------------
Introduction
------------

carray at glance
================

carray is a Python package that provides containers (called `carray`
and `ctable`) for numerical data that can be compressed either
in-memory and on-disk.  It is based on NumPy, and uses it as the
standard data container to communicate with carray objects.

The building blocks of carray objects are the so-called ``chunks``
that are bits of data compressed as a whole, but that can be
decompressed partially in order to improve the fetching of small parts
of the array.  This ``chunked`` nature of the carray objects, together
with a buffered I/O, makes appends very cheap and fetches reasonably
fast (although the modification of values can be an expensive
operation).

The compression/decompression process is carried out internally by
Blosc, a high-performance compressor that is optimized for binary
data.  That ensures maximum performance for I/O operation.

carray can use numexpr internally (it does if it detects numexpr
installed) so as to accelerate many vector and query operations
(although it can use pure NumPy for doing so too).  numexpr can use
optimize the memory usage and use several cores for doing the
computations, so it is blazing fast.  Moreover, with the introduction
of a carray/ctable disk-based container (in version 0.5), it can be
used for seamlessly performing out-of-core computations.


carray and ctable objects
-------------------------

The main objects in the carray package are:

  * `carray`: container for homogeneous & heterogeneous (row-wise) data
  * `ctable`: container for heterogeneous (column-wise) data

`carray` is very similar to a NumPy `ndarray` in that it supports the
same types and data access interface.  The main difference between
them is that a `carray` can keep data compressed (both in-memory and
on-disk), allowing to deal with larger datasets with the same amount
of RAM/disk.  And another important difference is the chunked nature
of the `carray` that allows data to be appended much more efficiently.
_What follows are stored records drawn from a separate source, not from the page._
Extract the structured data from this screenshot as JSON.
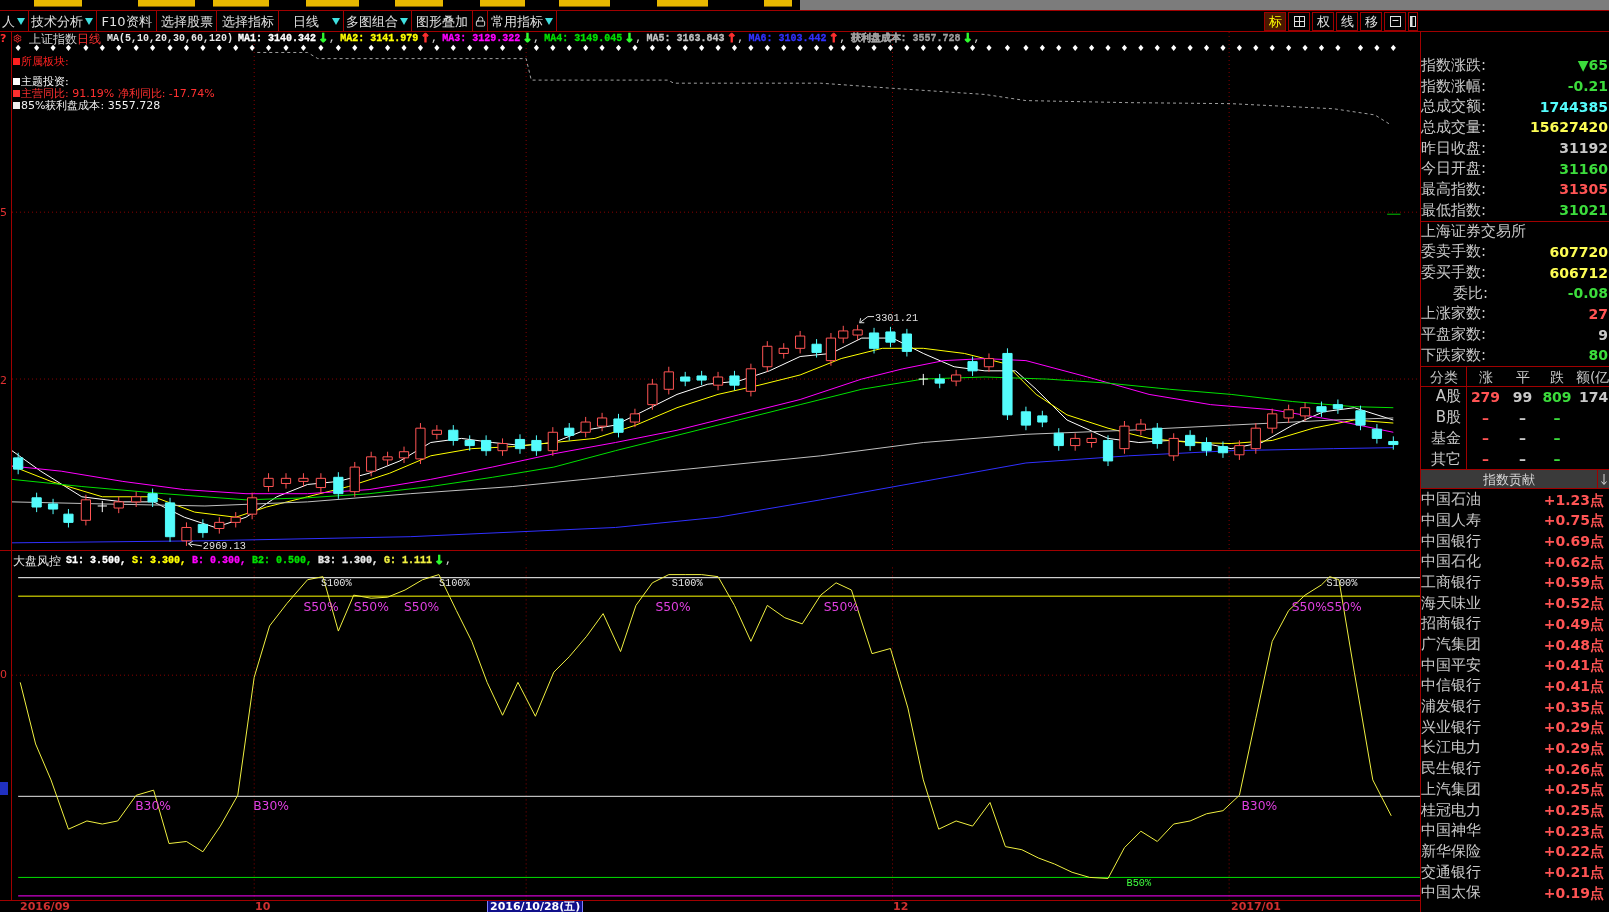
{
  "toolbar": {
    "items": [
      {
        "kind": "dropdown",
        "label": "人"
      },
      {
        "kind": "dropdown",
        "label": "技术分析"
      },
      {
        "kind": "button",
        "label": "F10资料"
      },
      {
        "kind": "button",
        "label": "选择股票"
      },
      {
        "kind": "button",
        "label": "选择指标"
      },
      {
        "kind": "dropdown",
        "label": "日线"
      },
      {
        "kind": "dropdown",
        "label": "多图组合"
      },
      {
        "kind": "button",
        "label": "图形叠加"
      },
      {
        "kind": "lock"
      },
      {
        "kind": "dropdown",
        "label": "常用指标"
      }
    ],
    "view_buttons": [
      {
        "kind": "text",
        "label": "标",
        "selected": true
      },
      {
        "kind": "grid",
        "selected": false
      },
      {
        "kind": "text",
        "label": "权",
        "selected": false
      },
      {
        "kind": "text",
        "label": "线",
        "selected": false
      },
      {
        "kind": "text",
        "label": "移",
        "selected": false
      },
      {
        "kind": "window",
        "selected": false
      },
      {
        "kind": "panel",
        "selected": false
      }
    ]
  },
  "main_chart": {
    "help_mark": "?",
    "title": "上证指数",
    "period": "日线",
    "ma_label": "MA(5,10,20,30,60,120)",
    "readings": [
      {
        "label": "MA1: 3140.342",
        "arrow": {
          "text": "↓",
          "color": "#30ff30"
        },
        "suffix": ",",
        "color": "#ffffff"
      },
      {
        "label": "MA2: 3141.979",
        "arrow": {
          "text": "↑",
          "color": "#ff3030"
        },
        "suffix": ",",
        "color": "#ffff00"
      },
      {
        "label": "MA3: 3129.322",
        "arrow": {
          "text": "↓",
          "color": "#30ff30"
        },
        "suffix": ",",
        "color": "#ff00ff"
      },
      {
        "label": "MA4: 3149.045",
        "arrow": {
          "text": "↓",
          "color": "#30ff30"
        },
        "suffix": ",",
        "color": "#00e000"
      },
      {
        "label": "MA5: 3163.843",
        "arrow": {
          "text": "↑",
          "color": "#ff3030"
        },
        "suffix": ",",
        "color": "#c0c0c0"
      },
      {
        "label": "MA6: 3103.442",
        "arrow": {
          "text": "↑",
          "color": "#ff3030"
        },
        "suffix": ",",
        "color": "#3030ff"
      },
      {
        "label": "获利盘成本: 3557.728",
        "arrow": {
          "text": "↓",
          "color": "#30ff30"
        },
        "suffix": ",",
        "color": "#a0a0a0"
      }
    ],
    "notes": [
      {
        "text": "所属板块:",
        "color": "#ff2020"
      },
      {
        "text": "主题投资:",
        "color": "#ffffff"
      },
      {
        "text": "主营同比: 91.19% 净利同比: -17.74%",
        "color": "#ff3030"
      },
      {
        "text": "85%获利盘成本: 3557.728",
        "color": "#f0f0f0"
      }
    ],
    "axis_labels": [
      "5",
      "2"
    ],
    "high_label": "3301.21",
    "low_label": "2969.13"
  },
  "risk_panel": {
    "name": "大盘风控",
    "params": [
      {
        "label": "S1: 3.500,",
        "color": "#ffffff"
      },
      {
        "label": "S: 3.300,",
        "color": "#ffff00"
      },
      {
        "label": "B: 0.300,",
        "color": "#ff00ff"
      },
      {
        "label": "B2: 0.500,",
        "color": "#00e000"
      },
      {
        "label": "B3: 1.300,",
        "color": "#e8e8e8"
      },
      {
        "label": "G: 1.111",
        "color": "#f0f040",
        "arrow": {
          "text": "↓",
          "color": "#30ff30"
        },
        "suffix": ","
      }
    ],
    "axis_labels": [
      "0"
    ],
    "signals": [
      {
        "text": "S100%",
        "kind": "level"
      },
      {
        "text": "S100%",
        "kind": "level"
      },
      {
        "text": "S100%",
        "kind": "level"
      },
      {
        "text": "S100%",
        "kind": "level"
      },
      {
        "text": "S50%",
        "kind": "signal"
      },
      {
        "text": "S50%",
        "kind": "signal"
      },
      {
        "text": "S50%",
        "kind": "signal"
      },
      {
        "text": "S50%",
        "kind": "signal"
      },
      {
        "text": "S50%",
        "kind": "signal"
      },
      {
        "text": "S50%",
        "kind": "signal"
      },
      {
        "text": "S50%",
        "kind": "signal"
      },
      {
        "text": "B30%",
        "kind": "signal"
      },
      {
        "text": "B30%",
        "kind": "signal"
      },
      {
        "text": "B30%",
        "kind": "signal"
      },
      {
        "text": "B50%",
        "kind": "level"
      }
    ]
  },
  "time_axis": [
    {
      "label": "2016/09",
      "selected": false
    },
    {
      "label": "10",
      "selected": false
    },
    {
      "label": "2016/10/28(五)",
      "selected": true
    },
    {
      "label": "12",
      "selected": false
    },
    {
      "label": "2017/01",
      "selected": false
    }
  ],
  "quote": {
    "rows": [
      {
        "kind": "plain",
        "label": "指数涨跌:",
        "value": "▼65",
        "color": "#3cdc3c"
      },
      {
        "kind": "plain",
        "label": "指数涨幅:",
        "value": "-0.21",
        "color": "#3cdc3c"
      },
      {
        "kind": "plain",
        "label": "总成交额:",
        "value": "1744385",
        "color": "#54fcfc"
      },
      {
        "kind": "plain",
        "label": "总成交量:",
        "value": "15627420",
        "color": "#fcfc54"
      },
      {
        "kind": "plain",
        "label": "昨日收盘:",
        "value": "31192",
        "color": "#c8c8c8"
      },
      {
        "kind": "plain",
        "label": "今日开盘:",
        "value": "31160",
        "color": "#3cdc3c"
      },
      {
        "kind": "plain",
        "label": "最高指数:",
        "value": "31305",
        "color": "#ff5454"
      },
      {
        "kind": "plain",
        "label": "最低指数:",
        "value": "31021",
        "color": "#3cdc3c"
      }
    ]
  },
  "exchange": {
    "title": "上海证券交易所",
    "rows": [
      {
        "kind": "plain",
        "label": "委卖手数:",
        "value": "607720",
        "color": "#fcfc54"
      },
      {
        "kind": "plain",
        "label": "委买手数:",
        "value": "606712",
        "color": "#fcfc54"
      },
      {
        "kind": "indented",
        "label": "委比:",
        "value": "-0.08",
        "color": "#3cdc3c"
      },
      {
        "kind": "plain",
        "label": "上涨家数:",
        "value": "27",
        "color": "#ff5454"
      },
      {
        "kind": "plain",
        "label": "平盘家数:",
        "value": "9",
        "color": "#c8c8c8"
      },
      {
        "kind": "plain",
        "label": "下跌家数:",
        "value": "80",
        "color": "#3cdc3c"
      }
    ]
  },
  "breadth": {
    "columns": [
      "分类",
      "涨",
      "平",
      "跌",
      "额(亿"
    ],
    "rows": [
      {
        "cells": [
          "A股",
          "279",
          "99",
          "809",
          "174"
        ]
      },
      {
        "cells": [
          "B股",
          "–",
          "–",
          "–"
        ]
      },
      {
        "cells": [
          "基金",
          "–",
          "–",
          "–"
        ]
      },
      {
        "cells": [
          "其它",
          "–",
          "–",
          "–"
        ]
      }
    ]
  },
  "contribution": {
    "title": "指数贡献",
    "rows": [
      {
        "name": "中国石油",
        "value": "+1.23点"
      },
      {
        "name": "中国人寿",
        "value": "+0.75点"
      },
      {
        "name": "中国银行",
        "value": "+0.69点"
      },
      {
        "name": "中国石化",
        "value": "+0.62点"
      },
      {
        "name": "工商银行",
        "value": "+0.59点"
      },
      {
        "name": "海天味业",
        "value": "+0.52点"
      },
      {
        "name": "招商银行",
        "value": "+0.49点"
      },
      {
        "name": "广汽集团",
        "value": "+0.48点"
      },
      {
        "name": "中国平安",
        "value": "+0.41点"
      },
      {
        "name": "中信银行",
        "value": "+0.41点"
      },
      {
        "name": "浦发银行",
        "value": "+0.35点"
      },
      {
        "name": "兴业银行",
        "value": "+0.29点"
      },
      {
        "name": "长江电力",
        "value": "+0.29点"
      },
      {
        "name": "民生银行",
        "value": "+0.26点"
      },
      {
        "name": "上汽集团",
        "value": "+0.25点"
      },
      {
        "name": "桂冠电力",
        "value": "+0.25点"
      },
      {
        "name": "中国神华",
        "value": "+0.23点"
      },
      {
        "name": "新华保险",
        "value": "+0.22点"
      },
      {
        "name": "交通银行",
        "value": "+0.21点"
      },
      {
        "name": "中国太保",
        "value": "+0.19点"
      }
    ]
  }
}
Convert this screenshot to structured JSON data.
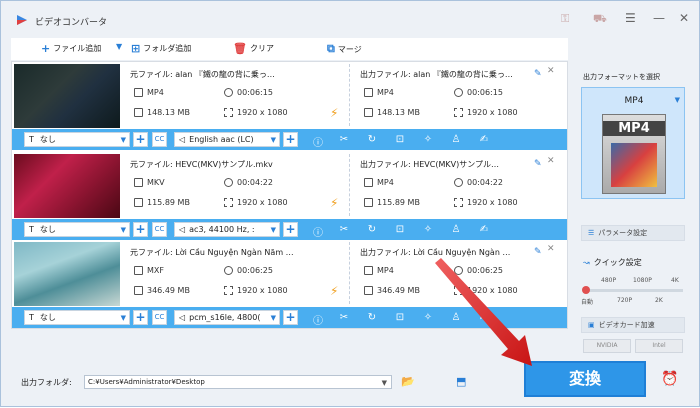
{
  "app": {
    "title": "ビデオコンバータ"
  },
  "toolbar": {
    "add_file": "ファイル追加",
    "add_folder": "フォルダ追加",
    "clear": "クリア",
    "merge": "マージ"
  },
  "items": [
    {
      "src_name": "元ファイル: alan 『鐵の龍の背に乗っ…",
      "src_format": "MP4",
      "src_duration": "00:06:15",
      "src_size": "148.13 MB",
      "src_res": "1920 x 1080",
      "dst_name": "出力ファイル: alan 『鐵の龍の背に乗っ…",
      "dst_format": "MP4",
      "dst_duration": "00:06:15",
      "dst_size": "148.13 MB",
      "dst_res": "1920 x 1080",
      "subtitle": "なし",
      "audio": "English aac (LC)"
    },
    {
      "src_name": "元ファイル: HEVC(MKV)サンプル.mkv",
      "src_format": "MKV",
      "src_duration": "00:04:22",
      "src_size": "115.89 MB",
      "src_res": "1920 x 1080",
      "dst_name": "出力ファイル: HEVC(MKV)サンプル…",
      "dst_format": "MP4",
      "dst_duration": "00:04:22",
      "dst_size": "115.89 MB",
      "dst_res": "1920 x 1080",
      "subtitle": "なし",
      "audio": "ac3, 44100 Hz, :"
    },
    {
      "src_name": "元ファイル: Lời Cầu Nguyện Ngàn Năm …",
      "src_format": "MXF",
      "src_duration": "00:06:25",
      "src_size": "346.49 MB",
      "src_res": "1920 x 1080",
      "dst_name": "出力ファイル: Lời Cầu Nguyện Ngàn …",
      "dst_format": "MP4",
      "dst_duration": "00:06:25",
      "dst_size": "346.49 MB",
      "dst_res": "1920 x 1080",
      "subtitle": "なし",
      "audio": "pcm_s16le, 4800("
    }
  ],
  "side": {
    "title": "出力フォーマットを選択",
    "format": "MP4",
    "format_icon_text": "MP4",
    "param": "パラメータ設定",
    "quick": "クイック設定",
    "top_labels": [
      "480P",
      "1080P",
      "4K"
    ],
    "bottom_labels": [
      "自動",
      "720P",
      "2K"
    ],
    "quality_level": 0.0,
    "gpu": "ビデオカード加速",
    "gpu_chips": [
      "NVIDIA",
      "Intel"
    ]
  },
  "bottom": {
    "output_label": "出力フォルダ:",
    "path": "C:¥Users¥Administrator¥Desktop",
    "convert": "変換"
  },
  "colors": {
    "accent": "#2e96e8",
    "bar": "#4aaef0",
    "arrow": "#e02020"
  }
}
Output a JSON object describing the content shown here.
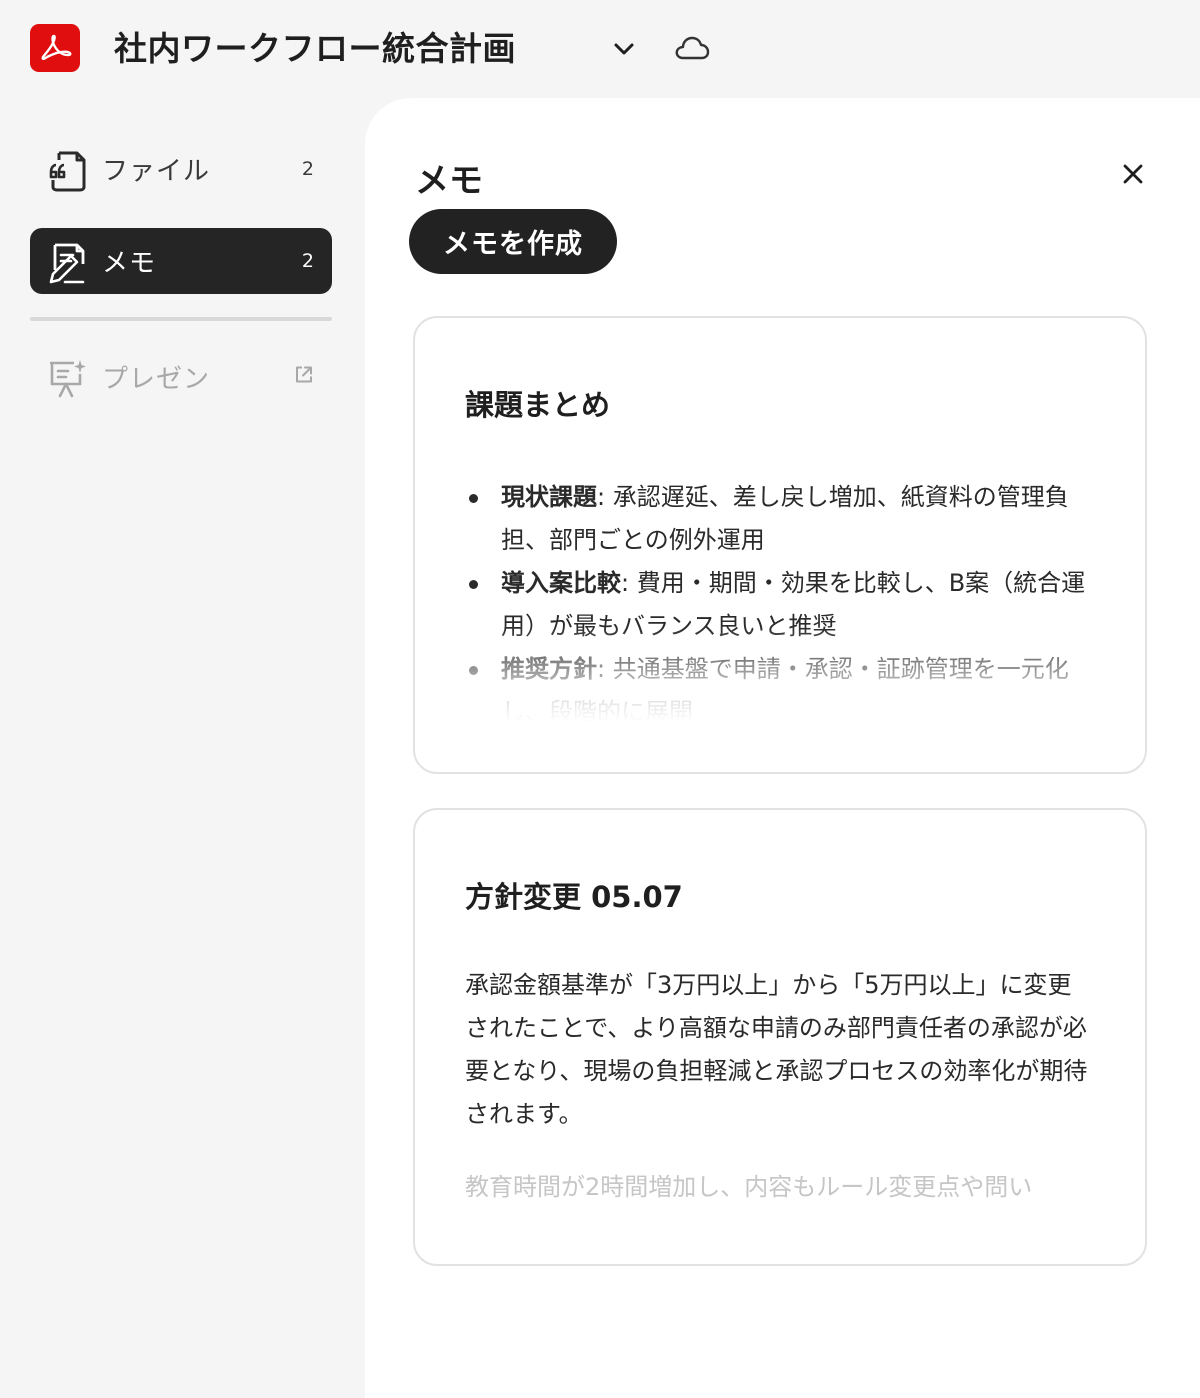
{
  "header": {
    "app_icon": "acrobat-logo-icon",
    "title": "社内ワークフロー統合計画",
    "menu_icon": "chevron-down-icon",
    "cloud_icon": "cloud-icon",
    "brand_color": "#e00e0e"
  },
  "sidebar": {
    "items": [
      {
        "label": "ファイル",
        "count": "2",
        "icon": "file-quote-icon",
        "selected": false
      },
      {
        "label": "メモ",
        "count": "2",
        "icon": "note-edit-icon",
        "selected": true
      },
      {
        "label": "プレゼン",
        "icon": "presentation-sparkle-icon",
        "trailing_icon": "external-link-icon",
        "disabled": true
      }
    ]
  },
  "panel": {
    "title": "メモ",
    "close_icon": "close-icon",
    "create_button": "メモを作成"
  },
  "notes": [
    {
      "title": "課題まとめ",
      "bullets": [
        {
          "term": "現状課題",
          "text": ": 承認遅延、差し戻し増加、紙資料の管理負担、部門ごとの例外運用"
        },
        {
          "term": "導入案比較",
          "text": ": 費用・期間・効果を比較し、B案（統合運用）が最もバランス良いと推奨"
        },
        {
          "term": "推奨方針",
          "text": ": 共通基盤で申請・承認・証跡管理を一元化し、段階的に展開"
        }
      ]
    },
    {
      "title": "方針変更 05.07",
      "paragraph": "承認金額基準が「3万円以上」から「5万円以上」に変更されたことで、より高額な申請のみ部門責任者の承認が必要となり、現場の負担軽減と承認プロセスの効率化が期待されます。",
      "faded_text": "教育時間が2時間増加し、内容もルール変更点や問い"
    }
  ]
}
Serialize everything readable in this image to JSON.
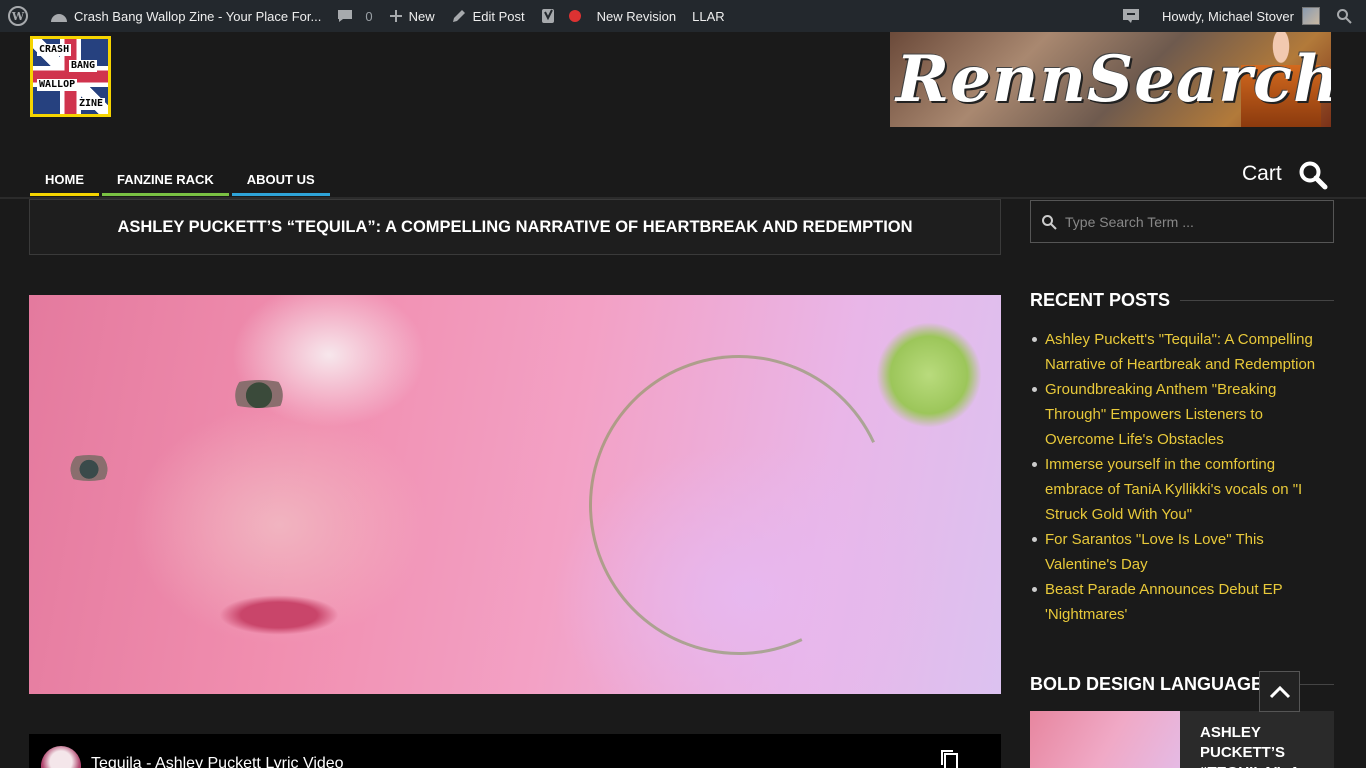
{
  "adminbar": {
    "site_name": "Crash Bang Wallop Zine - Your Place For...",
    "comments_count": "0",
    "new_label": "New",
    "edit_label": "Edit Post",
    "revision_label": "New Revision",
    "llar_label": "LLAR",
    "howdy": "Howdy, Michael Stover"
  },
  "header": {
    "logo_words": [
      "CRASH",
      "BANG",
      "WALLOP",
      "ZINE"
    ],
    "banner_text": "RennSearch"
  },
  "nav": {
    "items": [
      "HOME",
      "FANZINE RACK",
      "ABOUT US"
    ],
    "cart": "Cart"
  },
  "post": {
    "title": "ASHLEY PUCKETT’S “TEQUILA”: A COMPELLING NARRATIVE OF HEARTBREAK AND REDEMPTION",
    "video_title": "Tequila - Ashley Puckett Lyric Video"
  },
  "sidebar": {
    "search_placeholder": "Type Search Term ...",
    "recent_title": "RECENT POSTS",
    "recent_posts": [
      "Ashley Puckett's \"Tequila\": A Compelling Narrative of Heartbreak and Redemption",
      "Groundbreaking Anthem \"Breaking Through\" Empowers Listeners to Overcome Life's Obstacles",
      "Immerse yourself in the comforting embrace of TaniA Kyllikki's vocals on \"I Struck Gold With You\"",
      "For Sarantos \"Love Is Love\" This Valentine's Day",
      "Beast Parade Announces Debut EP 'Nightmares'"
    ],
    "bold_title": "BOLD DESIGN LANGUAGE",
    "featured_title": "ASHLEY PUCKETT’S “TEQUILA”: A"
  },
  "colors": {
    "link": "#e8c93a",
    "home_underline": "#f5d400",
    "fanzine_underline": "#7ac143",
    "about_underline": "#2ea3d8"
  }
}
On his hand, a `ctable` is also similar to a NumPy ``structured
array``, that shares the same properties with its `carray` brother,
namely, compression and chunking.  Another difference is that data is
stored in a column-wise order (and not on a row-wise, like the
``structured array``), allowing for very cheap column handling.  This
is of paramount importance when you need to add and remove columns in
wide (and possibly large) in-memory and on-disk tables --doing this
with regular ``structured arrays`` in NumPy is exceedingly slow.

Also, column-wise ordering turns out that this gives the `ctable` a
huge opportunity to improve compression ratio.  This is because data
tends to expose more similarity in elements that sit in the same
column rather than those in the same row, so compressors generally do
a much better job when data is aligned column-wise.


carray main features
--------------------

carray objects bring several advantages over plain NumPy objects:

  * Data is compressed: they take less storage space.

  * Efficient shrinks and appends: you can shrink or append more data
    at the end of the objects very efficiently (i.e. copies of the
    whole array are not needed).

  * Persistence comes seamlessly integrated, so you can work with
    on-disk arrays almost in the same way than with in-memory ones
    (bar some special attention to flush data being required).

  * `ctable` objects have the data arranged column-wise.  This allows
    for much better performance when working with big tables, as well
    as for improving the compression ratio.

  * Numexpr-powered: you can operate with compressed data in a fast
    and convenient way.  Blosc ensures that the additional overhead of
    handling compressed data natively is very low.

  * Advanced query capabilities.  The ability of a `ctable` object to
    iterate over the rows whose fields fulfill some conditions (and
    evaluated via numexpr) allows to perform queries very efficiently.



carray limitations
------------------

carray does not currently come with good support in the next areas:

  * Reduced number of operations, at least when compared with NumPy.
    The supported operations are basically vectorized ones (i.e. does
    that are made element-by-element).  But this will change in the
    future, when support for more powerful computational kernels would
    be implemented.

  * Limited broadcast support.  For example, NumPy lets you operate
    seamlessly with arrays of different shape (as long as they are
    compatible), but you cannot do that with carray.  The only object
    that can be broadcasted currently are scalars
    (e.g. ``ca.eval("x+3")``).

  * Some methods (namely `carray.where()` and `carray.wheretrue()`)
    does not have support for multidimensional arrays.

  * Multidimensional `ctable` objects are not supported.  However, as
    the columns of these objects can be fully multidimensional, this
    is not regarded as a grave limitation.